Le Bénin poursuit la modernisation de son système de santé en renforçant l’encadrement de la prise en charge des enfants. Le lundi 20 juillet 2026 à Cotonou, l’Autorité de Régulation du Secteur de la Santé (ARS), en collaboration avec un collège de médecins pédiatres, a procédé à la prévalidation de 18 référentiels de prise en charge en pédiatrie. Destinés à devenir des références médicales opposables, ces documents ambitionnent d’harmoniser les pratiques dans les établissements sanitaires du pays et de servir de base au déploiement de l’assurance maladie obligatoire.
Élaborés à partir des réalités du terrain et des données scientifiques disponibles, ces référentiels couvrent les principales pathologies rencontrées chez l’enfant, notamment le paludisme simple, les infections respiratoires, les maladies diarrhéiques et d’autres affections fréquentes. À terme, les professionnels de santé devront s’appuyer sur ces protocoles afin de garantir à tous les enfants, quel que soit leur lieu de prise en charge, des soins répondant aux mêmes standards de qualité.

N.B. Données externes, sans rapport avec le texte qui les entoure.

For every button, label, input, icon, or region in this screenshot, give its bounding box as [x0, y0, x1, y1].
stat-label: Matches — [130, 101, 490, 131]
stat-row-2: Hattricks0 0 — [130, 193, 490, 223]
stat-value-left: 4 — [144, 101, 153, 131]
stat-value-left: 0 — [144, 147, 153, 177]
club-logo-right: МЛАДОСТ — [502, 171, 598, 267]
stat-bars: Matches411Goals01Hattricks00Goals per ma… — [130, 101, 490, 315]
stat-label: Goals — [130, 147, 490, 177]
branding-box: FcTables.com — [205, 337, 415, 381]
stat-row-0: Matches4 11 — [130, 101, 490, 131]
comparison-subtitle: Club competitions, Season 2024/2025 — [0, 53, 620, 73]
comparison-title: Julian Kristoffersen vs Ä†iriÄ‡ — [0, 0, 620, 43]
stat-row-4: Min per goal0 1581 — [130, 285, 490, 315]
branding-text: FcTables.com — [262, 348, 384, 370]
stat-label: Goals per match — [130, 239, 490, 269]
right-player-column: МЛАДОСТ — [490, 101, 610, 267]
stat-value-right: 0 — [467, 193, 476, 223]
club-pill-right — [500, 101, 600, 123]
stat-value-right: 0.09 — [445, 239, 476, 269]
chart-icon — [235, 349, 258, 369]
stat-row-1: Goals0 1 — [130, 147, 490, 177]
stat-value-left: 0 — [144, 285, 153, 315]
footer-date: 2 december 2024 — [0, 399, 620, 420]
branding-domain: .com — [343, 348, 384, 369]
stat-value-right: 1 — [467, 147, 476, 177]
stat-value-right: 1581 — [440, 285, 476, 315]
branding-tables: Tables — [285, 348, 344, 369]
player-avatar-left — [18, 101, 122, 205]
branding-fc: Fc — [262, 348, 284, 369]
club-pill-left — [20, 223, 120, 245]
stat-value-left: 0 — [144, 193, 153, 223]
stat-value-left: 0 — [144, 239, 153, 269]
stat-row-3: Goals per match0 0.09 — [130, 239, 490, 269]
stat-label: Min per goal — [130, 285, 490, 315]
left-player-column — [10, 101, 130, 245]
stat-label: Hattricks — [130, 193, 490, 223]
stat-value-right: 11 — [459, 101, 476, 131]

Vers une pédiatrie mieux encadrée
Au-delà de l’harmonisation des pratiques médicales, ces référentiels constituent un outil stratégique pour la mise en œuvre de l’assurance maladie obligatoire. Ils préciseront, pour chaque pathologie, les examens à réaliser, les traitements à administrer ainsi que les médicaments à prescrire. Le professeur Eugène Zounmènou a expliqué que les prestations ne respectant pas ces protocoles ne pourront pas être prises en compte dans le remboursement des soins. Cette mesure vise à limiter les prescriptions inappropriées, à mieux maîtriser les dépenses de santé et à instaurer davantage de transparence entre les établissements de soins, les patients et les organismes assureurs.Les autorités sanitaires soulignent toutefois que ces documents ne sont pas figés. Ils évolueront en fonction des avancées scientifiques, des résultats des recherches cliniques et des réalités épidémiologiques du pays. Selon Aristide Talon, conseiller à la Santé du président de la République, les protocoles devront tenir compte des spécificités locales, notamment de l’évolution des bactéries, des maladies et des capacités de prise en charge des structures sanitaires. Des études cliniques nationales permettront ainsi d’actualiser régulièrement les référentiels afin qu’ils restent adaptés au contexte béninois.Pour le président de l’ARS, Dr Lucien Dossou-Gbété, cette initiative marque une étape importante dans la transformation du système de santé. Après leur prévalidation, les 18 référentiels seront soumis à l’instance compétente pour leur adoption officielle. Une fois approuvés, ils serviront de cadre de référence pour les professionnels de santé, contribueront à l’évaluation des établissements sanitaires et renforceront la qualité des soins destinés aux enfants. En faisant du respect des protocoles une condition du remboursement par l’assurance maladie, le gouvernement entend construire un système de santé plus équitable, plus performant et davantage centré sur les besoins des patients.